Though professors say they must like the book before they teach it, their choices are at times tempered by what many see as their students’ generally poor reading skills.

For example, Furman said that even his English majors “have not developed enough literary sensitivity” to understand such basic literary devices as irony.

“The Florida high school system is not particularly strong,” he said, echoing other professors’ remarks.

“The hardest thing is to get them to basically understand it,” said FAU’s professor Adams, “to read it carefully enough to know what happens in the book.”

“You’re also talking about a population that doesn’t read much,” said Ferriss. “They grow up on television and movies. I can’t assume anything anymore.”

So, she said, what she’s ultimately teaching students is to read critically.

A guiding force

Ann Ruggles Gere, a professor of literature at the University of Michigan, was involved with the National Endowment for the Arts’ “Making American Literatures” program. One of the program’s stated goals was to examine the forces that go into the making of the American literary canon.

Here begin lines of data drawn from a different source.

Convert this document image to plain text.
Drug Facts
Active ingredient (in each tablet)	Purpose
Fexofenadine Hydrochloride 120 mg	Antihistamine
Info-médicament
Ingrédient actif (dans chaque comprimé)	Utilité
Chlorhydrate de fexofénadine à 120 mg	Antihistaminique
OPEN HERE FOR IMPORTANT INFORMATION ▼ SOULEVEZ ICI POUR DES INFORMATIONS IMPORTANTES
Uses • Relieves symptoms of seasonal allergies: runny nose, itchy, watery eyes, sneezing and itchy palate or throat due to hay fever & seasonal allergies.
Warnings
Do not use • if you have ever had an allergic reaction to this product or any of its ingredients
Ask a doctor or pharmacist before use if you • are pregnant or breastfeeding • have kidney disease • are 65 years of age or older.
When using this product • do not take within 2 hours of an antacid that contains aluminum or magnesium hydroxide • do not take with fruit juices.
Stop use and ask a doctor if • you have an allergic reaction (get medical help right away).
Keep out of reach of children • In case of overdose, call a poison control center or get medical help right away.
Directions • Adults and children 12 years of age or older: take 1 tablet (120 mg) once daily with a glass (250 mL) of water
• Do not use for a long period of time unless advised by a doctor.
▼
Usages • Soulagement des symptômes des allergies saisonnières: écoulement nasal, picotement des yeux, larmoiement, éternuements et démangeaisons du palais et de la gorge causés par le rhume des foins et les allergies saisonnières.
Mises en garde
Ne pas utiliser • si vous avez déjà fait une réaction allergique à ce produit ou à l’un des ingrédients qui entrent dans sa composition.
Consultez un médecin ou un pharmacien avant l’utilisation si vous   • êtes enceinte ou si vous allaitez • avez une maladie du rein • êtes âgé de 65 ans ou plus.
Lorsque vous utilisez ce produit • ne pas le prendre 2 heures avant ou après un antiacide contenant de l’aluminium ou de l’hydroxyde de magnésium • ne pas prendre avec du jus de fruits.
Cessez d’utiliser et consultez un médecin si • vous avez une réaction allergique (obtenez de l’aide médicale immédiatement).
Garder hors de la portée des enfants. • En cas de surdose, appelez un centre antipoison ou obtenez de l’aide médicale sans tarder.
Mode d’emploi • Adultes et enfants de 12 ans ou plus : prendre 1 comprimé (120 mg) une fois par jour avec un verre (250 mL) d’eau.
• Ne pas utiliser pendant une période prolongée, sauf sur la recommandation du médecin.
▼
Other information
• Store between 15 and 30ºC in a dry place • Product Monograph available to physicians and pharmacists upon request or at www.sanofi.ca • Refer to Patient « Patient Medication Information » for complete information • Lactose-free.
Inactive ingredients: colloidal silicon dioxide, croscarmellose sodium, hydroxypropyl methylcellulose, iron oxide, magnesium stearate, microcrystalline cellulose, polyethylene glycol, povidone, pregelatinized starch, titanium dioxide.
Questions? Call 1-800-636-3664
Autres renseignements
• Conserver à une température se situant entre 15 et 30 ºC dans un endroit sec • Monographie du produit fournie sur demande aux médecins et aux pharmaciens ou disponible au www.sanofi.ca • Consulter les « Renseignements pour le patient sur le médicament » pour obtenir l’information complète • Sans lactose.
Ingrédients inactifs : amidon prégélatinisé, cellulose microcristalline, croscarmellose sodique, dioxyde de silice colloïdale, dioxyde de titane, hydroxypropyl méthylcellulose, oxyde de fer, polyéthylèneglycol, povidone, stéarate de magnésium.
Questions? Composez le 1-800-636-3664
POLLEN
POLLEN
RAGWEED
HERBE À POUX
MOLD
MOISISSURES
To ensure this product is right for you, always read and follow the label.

As an example of an “invisible” force that once shaped the canon, Gere cited the use of Harvard’s “uniform list” of novels, created in the late 19th century, which students were required to read before entering college.

“Ever wonder why everyone in our generation had to read [George Eliot’s] Silas Marner?” Gere, 56, asked. Not to mention Sir Walter Scott’s Ivanhoe, or Shakespeare’s Julius Caesar?

They were on the list.

“This is the kind of force entirely invisible to most students that had enormous impact,” Gere said.

Both Gere and Ferriss said they use traditionally canonical texts as foils or contrasts to more recently recognized texts.

“What I try to do in my classes is to keep books I think would be more traditional, canonical texts and to illuminate them by looking at them next to something less familiar, but raises some of the same issues,” Gere said.

For example, Gere said she teaches two novels from the 1920s, Fitzgerald’s The Great Gatsby, whose main character tries to pass for “old money,” with Nella Larsen’s Passing, which deals with a character who tries to pass for white.

“It’s easy not to think about the cultural implications of passing,” Gere said, and to underestimate either Larsen’s or Fitzgerald’s theme without seeing it through the prism of the other.

Studying a wider variety of literature thus may entail honing new critical skills.

“A lot of students come to the university with a pretty monolithic sense of what American literature is,” Gere said.

“To begin to complicate and enrich that is part of what it’s all about.”